The implications of D.C.’s Guantanamo cases appear uncertain. At the time this article went to press, Judge Leon had just found five detentions unjustified. However much of the jurisprudence may soon prove moot. As Swift observed, “If President-elect Obama follows through on his promises to close Guantanamo, the question is, does the D.C. Circuit continue to play? If he moves detainees elsewhere, the D.C. Circuit will no longer be a player.” Such relegation may not devastate the law. “What the D.C. Circuit Court has been unwilling to do is deal with the law of war,” Swift stated. The problem was, the circuit deferred completely.” One ultimate consequence of the vacillation may thus be deference to another circuit. In that case, the Fourth Circuit may become the star of the litigation game.

Yet D.C. will not end up completely on the bench.

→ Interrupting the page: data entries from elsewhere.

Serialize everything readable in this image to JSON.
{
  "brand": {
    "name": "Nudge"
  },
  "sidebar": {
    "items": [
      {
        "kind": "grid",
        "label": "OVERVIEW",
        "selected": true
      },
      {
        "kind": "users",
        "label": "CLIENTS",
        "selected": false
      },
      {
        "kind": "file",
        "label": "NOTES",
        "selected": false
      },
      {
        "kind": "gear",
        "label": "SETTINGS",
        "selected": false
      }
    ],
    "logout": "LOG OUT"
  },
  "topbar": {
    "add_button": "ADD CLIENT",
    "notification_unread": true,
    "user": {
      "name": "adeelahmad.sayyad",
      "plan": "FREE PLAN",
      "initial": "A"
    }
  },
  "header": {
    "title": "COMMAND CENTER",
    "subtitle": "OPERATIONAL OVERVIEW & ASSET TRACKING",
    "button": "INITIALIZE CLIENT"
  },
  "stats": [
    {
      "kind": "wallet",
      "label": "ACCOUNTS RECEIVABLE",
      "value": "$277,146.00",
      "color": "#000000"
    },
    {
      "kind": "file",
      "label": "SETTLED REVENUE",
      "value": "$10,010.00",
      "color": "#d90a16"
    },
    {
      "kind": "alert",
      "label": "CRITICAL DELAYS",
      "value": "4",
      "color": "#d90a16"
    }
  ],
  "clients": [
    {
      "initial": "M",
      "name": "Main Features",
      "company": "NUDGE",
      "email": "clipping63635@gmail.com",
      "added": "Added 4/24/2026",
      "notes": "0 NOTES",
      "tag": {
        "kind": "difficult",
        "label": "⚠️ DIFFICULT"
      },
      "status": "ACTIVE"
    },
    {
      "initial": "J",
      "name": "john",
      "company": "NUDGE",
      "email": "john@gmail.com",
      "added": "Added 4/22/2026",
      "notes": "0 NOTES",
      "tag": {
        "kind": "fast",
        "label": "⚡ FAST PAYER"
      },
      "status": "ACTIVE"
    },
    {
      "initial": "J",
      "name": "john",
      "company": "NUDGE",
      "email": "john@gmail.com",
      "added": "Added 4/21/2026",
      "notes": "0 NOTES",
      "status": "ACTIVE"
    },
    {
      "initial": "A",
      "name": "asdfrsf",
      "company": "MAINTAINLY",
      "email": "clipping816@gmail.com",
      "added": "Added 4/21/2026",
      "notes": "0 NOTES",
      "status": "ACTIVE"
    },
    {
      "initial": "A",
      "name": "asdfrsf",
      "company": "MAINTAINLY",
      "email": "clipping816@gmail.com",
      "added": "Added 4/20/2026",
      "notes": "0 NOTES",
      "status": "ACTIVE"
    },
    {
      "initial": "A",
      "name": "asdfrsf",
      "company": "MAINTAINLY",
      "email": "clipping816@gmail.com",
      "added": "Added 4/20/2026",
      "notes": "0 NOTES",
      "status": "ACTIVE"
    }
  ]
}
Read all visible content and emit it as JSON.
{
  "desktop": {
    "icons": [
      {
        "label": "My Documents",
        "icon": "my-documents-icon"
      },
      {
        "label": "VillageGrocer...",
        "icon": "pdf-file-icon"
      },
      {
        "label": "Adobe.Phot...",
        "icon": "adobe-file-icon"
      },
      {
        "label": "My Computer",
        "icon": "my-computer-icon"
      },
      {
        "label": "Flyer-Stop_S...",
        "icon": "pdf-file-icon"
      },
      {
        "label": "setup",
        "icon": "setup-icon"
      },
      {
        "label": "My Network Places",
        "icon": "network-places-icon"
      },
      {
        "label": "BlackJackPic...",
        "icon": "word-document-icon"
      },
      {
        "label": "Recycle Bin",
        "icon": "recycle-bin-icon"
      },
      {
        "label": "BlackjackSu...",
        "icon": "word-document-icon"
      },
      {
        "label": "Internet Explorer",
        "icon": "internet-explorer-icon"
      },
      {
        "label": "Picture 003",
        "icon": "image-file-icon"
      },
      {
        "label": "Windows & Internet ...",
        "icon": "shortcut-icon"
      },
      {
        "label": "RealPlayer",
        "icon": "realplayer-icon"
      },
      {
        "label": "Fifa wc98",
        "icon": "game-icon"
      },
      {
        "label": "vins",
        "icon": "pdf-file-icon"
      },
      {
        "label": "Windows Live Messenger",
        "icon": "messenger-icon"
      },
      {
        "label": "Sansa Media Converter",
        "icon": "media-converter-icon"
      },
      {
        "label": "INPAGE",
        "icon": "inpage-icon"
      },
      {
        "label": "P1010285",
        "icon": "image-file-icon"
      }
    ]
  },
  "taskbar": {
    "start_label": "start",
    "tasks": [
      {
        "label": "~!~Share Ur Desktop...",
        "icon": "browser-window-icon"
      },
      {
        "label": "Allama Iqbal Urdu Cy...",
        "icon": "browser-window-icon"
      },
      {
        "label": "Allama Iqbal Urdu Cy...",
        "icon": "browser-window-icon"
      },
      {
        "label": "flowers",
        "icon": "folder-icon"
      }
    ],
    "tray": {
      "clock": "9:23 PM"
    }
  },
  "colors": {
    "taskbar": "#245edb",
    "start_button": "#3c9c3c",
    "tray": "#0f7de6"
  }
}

Swift noted that “if Obama holds military commissions, ‘enemy combatants’ still have right to appeal the verdict to the circuit court. The Supreme Court is very comfortable with D.C. acting in its criminal capacity.” The courts will also continue to rule on other questions of governmental authority, perhaps unaffected by its Guantanamo experience. Swift cited Campbell v. Clinton in which Judge Randolph accepted the President’s broad commander-in-chief authority as a sign that partisan sentiments will not instigate a retrenchment of executive power. Yet with the international attention brought to the court by the detainee cases potentially shifting to other circuits, D.C. will in the end lose a bully pulpit. The road from 1600 Pennsylvania Avenue to One First Street may thus turn away from the E. Barrett Prettyman Courthouse.